Le fait est qu’il y a des millions de livres sur ces sujets, que pourrais-je amener de plus, qui n’aie pas déjà été dit? Justement, j’aimerais informer sur ce qui ne se dit pas. Parce que le grand problème des femmes enceintes d’aujourd’hui, c’est que l’information ne circule pas, et se fait même parfois très très discrète quand il s’agit de ne pas perturber le travail de certains médecins…

Donc le titre de ce livre pourrait être “Les x choses qu’on ne vous a jamais dites sur la grossesse et l’accouchement” .

Parce qu’il y a quand même des femmes, et c’est véridique, qui croient que la péridurale est obligatoire, et qu’il est interdit d’ accoucher autrement que sur le dos les jambes en l’air…
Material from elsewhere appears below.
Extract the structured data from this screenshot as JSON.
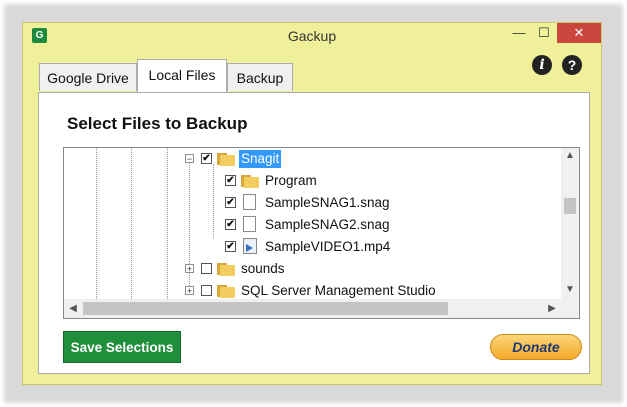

Dans un pays où on dépasse les 30 % de césariennes, il devient urgent que les femmes se réveillent. Mais pour cela, il faut être solidement informé. C’est donc mon but.

Et puis l’autre soir, M. Doula me dit: “Mais pourquoi ne tiendrais-tu pas un blog sur ton activité de doula?”. Un bon moyen de tester ce que j’ai à dire, et aussi de garder une trace de ce que je lis, vois, entends, vis…

Oui, pourquoi pas?

Alors bienvenue sur le journal d’une doula!